Falling birth rate: Demographic transition or disaster?

Issues

Hungary is in a state of demographic transition in which women have better chances of getting a good education, building a career or trying their hands in various fields then ever before. However, this also puts off any plans they may have for a family, leaving governments with a delicate balancing act to strike between allowing for equal opportunities while creating incentives to offset the 2% drop in the country’s overall population over the course of a decade.

The government is in the process of drafting new family support measures with the admitted goal of convincing women of childbearing age to have more children, rather than spending their youth at work, and with good reason.
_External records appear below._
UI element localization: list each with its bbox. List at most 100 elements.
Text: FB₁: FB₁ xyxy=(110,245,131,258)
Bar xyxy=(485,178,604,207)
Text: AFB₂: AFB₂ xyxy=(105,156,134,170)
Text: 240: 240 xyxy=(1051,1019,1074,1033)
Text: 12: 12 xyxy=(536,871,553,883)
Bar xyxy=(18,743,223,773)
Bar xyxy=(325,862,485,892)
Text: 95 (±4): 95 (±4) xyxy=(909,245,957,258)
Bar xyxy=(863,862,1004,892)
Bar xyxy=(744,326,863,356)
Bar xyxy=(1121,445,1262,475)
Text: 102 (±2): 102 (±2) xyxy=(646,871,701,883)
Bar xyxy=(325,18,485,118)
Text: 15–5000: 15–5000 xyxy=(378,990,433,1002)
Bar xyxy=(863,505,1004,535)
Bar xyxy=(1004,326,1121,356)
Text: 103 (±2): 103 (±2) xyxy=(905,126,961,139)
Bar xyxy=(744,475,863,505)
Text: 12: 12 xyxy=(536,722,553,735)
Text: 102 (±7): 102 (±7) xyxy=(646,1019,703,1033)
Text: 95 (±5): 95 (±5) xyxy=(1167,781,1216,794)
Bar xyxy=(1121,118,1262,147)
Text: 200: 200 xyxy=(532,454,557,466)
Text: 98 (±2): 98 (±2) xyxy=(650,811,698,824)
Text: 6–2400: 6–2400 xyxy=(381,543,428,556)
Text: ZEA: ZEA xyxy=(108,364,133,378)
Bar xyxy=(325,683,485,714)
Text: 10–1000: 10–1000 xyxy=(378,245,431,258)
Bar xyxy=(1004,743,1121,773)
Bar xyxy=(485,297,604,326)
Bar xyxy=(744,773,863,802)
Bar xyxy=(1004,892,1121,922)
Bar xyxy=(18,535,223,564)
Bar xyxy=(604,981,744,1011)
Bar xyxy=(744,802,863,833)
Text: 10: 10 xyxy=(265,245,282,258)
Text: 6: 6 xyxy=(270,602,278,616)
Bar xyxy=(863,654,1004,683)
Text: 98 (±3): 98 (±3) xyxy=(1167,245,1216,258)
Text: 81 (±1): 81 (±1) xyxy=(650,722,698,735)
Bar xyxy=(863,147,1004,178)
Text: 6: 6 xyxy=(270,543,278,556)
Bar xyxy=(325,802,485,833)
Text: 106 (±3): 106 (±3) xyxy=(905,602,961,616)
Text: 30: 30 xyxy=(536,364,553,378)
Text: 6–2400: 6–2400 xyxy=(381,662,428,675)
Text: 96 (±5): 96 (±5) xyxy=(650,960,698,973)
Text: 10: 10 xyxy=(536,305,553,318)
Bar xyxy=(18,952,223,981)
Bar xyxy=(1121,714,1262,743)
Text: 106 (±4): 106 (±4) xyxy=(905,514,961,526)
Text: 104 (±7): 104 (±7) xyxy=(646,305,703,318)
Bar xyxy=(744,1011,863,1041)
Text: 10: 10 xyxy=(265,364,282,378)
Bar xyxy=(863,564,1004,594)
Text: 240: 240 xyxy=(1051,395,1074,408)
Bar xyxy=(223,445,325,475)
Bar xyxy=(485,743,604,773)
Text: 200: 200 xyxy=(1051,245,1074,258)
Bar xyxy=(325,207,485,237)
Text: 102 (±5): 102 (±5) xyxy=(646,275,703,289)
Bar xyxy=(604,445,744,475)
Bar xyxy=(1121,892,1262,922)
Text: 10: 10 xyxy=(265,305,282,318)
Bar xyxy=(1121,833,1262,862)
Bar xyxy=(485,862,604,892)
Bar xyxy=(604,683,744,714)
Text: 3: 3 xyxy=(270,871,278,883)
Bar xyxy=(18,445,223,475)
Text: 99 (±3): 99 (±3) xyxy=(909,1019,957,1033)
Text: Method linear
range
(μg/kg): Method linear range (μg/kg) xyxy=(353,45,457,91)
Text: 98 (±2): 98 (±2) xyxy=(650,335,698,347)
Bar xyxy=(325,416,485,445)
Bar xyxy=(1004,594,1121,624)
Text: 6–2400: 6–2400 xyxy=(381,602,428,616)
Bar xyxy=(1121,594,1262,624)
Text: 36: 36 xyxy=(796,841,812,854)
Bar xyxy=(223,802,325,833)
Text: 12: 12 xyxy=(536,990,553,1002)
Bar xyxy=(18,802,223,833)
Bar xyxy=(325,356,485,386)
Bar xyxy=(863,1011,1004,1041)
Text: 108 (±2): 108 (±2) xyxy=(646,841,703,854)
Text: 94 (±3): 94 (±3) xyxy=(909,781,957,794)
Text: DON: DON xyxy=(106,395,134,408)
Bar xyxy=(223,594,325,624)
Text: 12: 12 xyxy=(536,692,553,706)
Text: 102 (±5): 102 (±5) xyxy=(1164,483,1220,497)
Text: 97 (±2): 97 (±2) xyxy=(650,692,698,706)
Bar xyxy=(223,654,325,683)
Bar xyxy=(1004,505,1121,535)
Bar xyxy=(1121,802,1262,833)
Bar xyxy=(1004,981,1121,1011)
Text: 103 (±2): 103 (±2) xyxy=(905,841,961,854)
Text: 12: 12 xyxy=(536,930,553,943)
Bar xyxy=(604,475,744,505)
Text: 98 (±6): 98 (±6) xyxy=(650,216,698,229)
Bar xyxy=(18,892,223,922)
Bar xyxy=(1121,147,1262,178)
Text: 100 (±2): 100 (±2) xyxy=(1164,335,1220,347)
Experts have for a while been voicing concerns about an impending demographic disaster that is largely due to women putting off giving birth to build their careers and, as a result, ending up having fewer kids than they originally planned.
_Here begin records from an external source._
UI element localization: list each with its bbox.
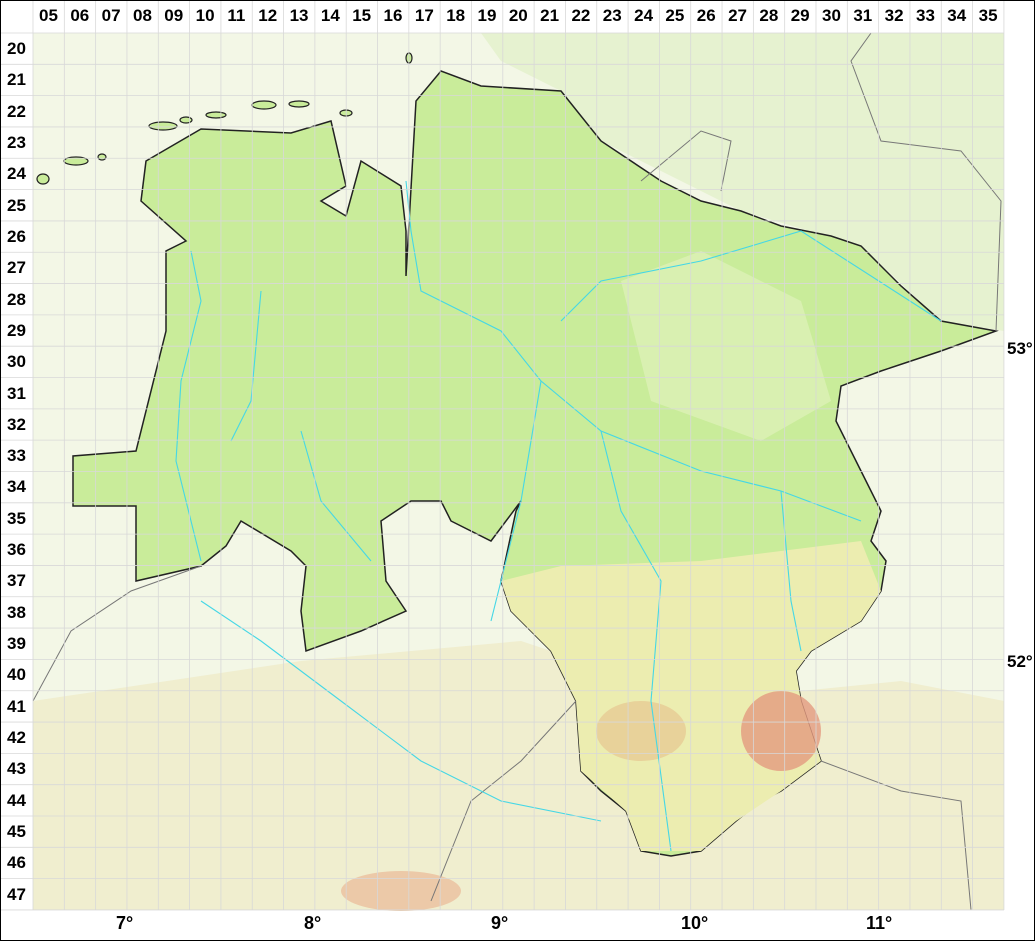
rivers bbox=[175, 180, 942, 852]
grid-row-label: 32 bbox=[7, 414, 26, 434]
grid-column-label: 09 bbox=[164, 6, 184, 25]
grid-row-label: 31 bbox=[7, 383, 26, 403]
grid-row-label: 25 bbox=[7, 195, 26, 215]
grid-column-label: 16 bbox=[383, 6, 403, 25]
grid-column-label: 25 bbox=[665, 6, 685, 25]
latitude-label: 52° bbox=[1007, 652, 1033, 671]
grid-column-label: 27 bbox=[728, 6, 747, 25]
grid-column-label: 13 bbox=[289, 6, 309, 25]
longitude-label: 11° bbox=[866, 913, 893, 933]
grid-row-label: 36 bbox=[7, 540, 26, 560]
grid-column-label: 29 bbox=[790, 6, 810, 25]
grid-column-label: 22 bbox=[571, 6, 591, 25]
grid-row-label: 33 bbox=[7, 446, 26, 466]
longitude-label: 7° bbox=[116, 913, 134, 933]
grid-column-label: 15 bbox=[352, 6, 372, 25]
neighbor-borders bbox=[32, 32, 1002, 911]
grid-row-label: 34 bbox=[7, 477, 26, 497]
grid-column-label: 21 bbox=[540, 6, 560, 25]
grid-column-label: 20 bbox=[508, 6, 528, 25]
grid-row-label: 43 bbox=[7, 759, 26, 779]
longitude-label: 10° bbox=[681, 913, 709, 933]
grid-row-label: 20 bbox=[7, 39, 26, 58]
east-frisian-islands bbox=[36, 52, 413, 185]
grid-column-label: 24 bbox=[634, 6, 654, 25]
longitude-label: 8° bbox=[304, 913, 322, 933]
grid-row-label: 38 bbox=[7, 602, 26, 622]
harz-mountains bbox=[741, 691, 821, 771]
grid-row-label: 21 bbox=[7, 70, 26, 90]
grid-column-label: 05 bbox=[39, 6, 58, 25]
grid-row-label: 45 bbox=[7, 822, 26, 841]
grid-column-label: 28 bbox=[759, 6, 779, 25]
grid-column-label: 10 bbox=[195, 6, 215, 25]
grid-column-label: 17 bbox=[414, 6, 434, 25]
grid-column-label: 07 bbox=[101, 6, 121, 25]
grid-column-label: 32 bbox=[884, 6, 904, 25]
grid-column-label: 06 bbox=[70, 6, 90, 25]
grid-row-label: 28 bbox=[7, 289, 26, 309]
grid-column-label: 18 bbox=[446, 6, 466, 25]
grid-row-label: 27 bbox=[7, 258, 26, 278]
grid-row-label: 23 bbox=[7, 132, 26, 152]
grid-column-label: 34 bbox=[947, 6, 967, 25]
grid-row-label: 24 bbox=[7, 164, 26, 184]
grid-row-label: 35 bbox=[7, 508, 26, 528]
grid-column-label: 23 bbox=[602, 6, 622, 25]
grid-row-label: 37 bbox=[7, 571, 26, 591]
hills-patch bbox=[596, 701, 686, 761]
grid-row-label: 47 bbox=[7, 884, 26, 904]
grid-column-label: 26 bbox=[696, 6, 716, 25]
grid-column-label: 35 bbox=[978, 6, 998, 25]
latitude-label: 53° bbox=[1007, 339, 1033, 358]
grid-column-label: 14 bbox=[320, 6, 340, 25]
grid-row-label: 42 bbox=[7, 728, 26, 748]
grid-lines bbox=[1, 1, 1005, 911]
grid-row-label: 46 bbox=[7, 853, 26, 873]
grid-column-label: 08 bbox=[132, 6, 152, 25]
grid-row-label: 29 bbox=[7, 320, 26, 340]
grid-row-label: 40 bbox=[7, 665, 26, 685]
grid-row-label: 26 bbox=[7, 226, 26, 246]
grid-row-label: 30 bbox=[7, 352, 26, 372]
terrain-northeast bbox=[481, 33, 1004, 331]
grid-column-label: 33 bbox=[915, 6, 935, 25]
grid-column-label: 31 bbox=[853, 6, 873, 25]
longitude-label: 9° bbox=[491, 913, 509, 933]
grid-column-label: 19 bbox=[477, 6, 497, 25]
grid-column-label: 12 bbox=[258, 6, 278, 25]
grid-row-label: 44 bbox=[7, 790, 26, 810]
grid-column-label: 30 bbox=[822, 6, 841, 25]
terrain-southern-highland bbox=[341, 871, 461, 911]
grid-row-label: 41 bbox=[7, 696, 26, 716]
grid-column-label: 11 bbox=[227, 6, 246, 25]
grid-row-label: 22 bbox=[7, 101, 26, 121]
grid-row-label: 39 bbox=[7, 634, 26, 654]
True enough, every calculation shows that the reduction in Hungary’s national headcount is unwavering. The Central Statistics Office (KSH) found that the 55,008 children born in the first seven months of 2013 marked a 3.3% drop from the corresponding period last year. The drop can be measured over a longer span as well with the 2011 census counting altogether 9.982 million people, a drop of 2.1% from the last survey in 2001.

In terms of births, the past three crisis years have provided all the negative records. According to the KSH’s Demographic Research Institute, the lowest ever monthly figure was in April 2011 with 6,361 births. In contrast the peak of 1954 – aided heavily by a ban on abortion at the time – saw 20,344 new births.

The currently debated measures, expected to take effect from the start of 2014, will, it is hoped, fundamentally change attitudes through revisions to the tax and subsidy system and convince women to choose staying home with their children over going to work at a younger age.

Incentives on the table include expanding the range of family tax benefits, mothers entitlement to maternity’ pay would be extended to encourage women who have recently given birth to conceive again shortly afterwards and there are also plans to waive at least part of the total student loans that now cover tuition fees as an encouragement to bear children at a younger age.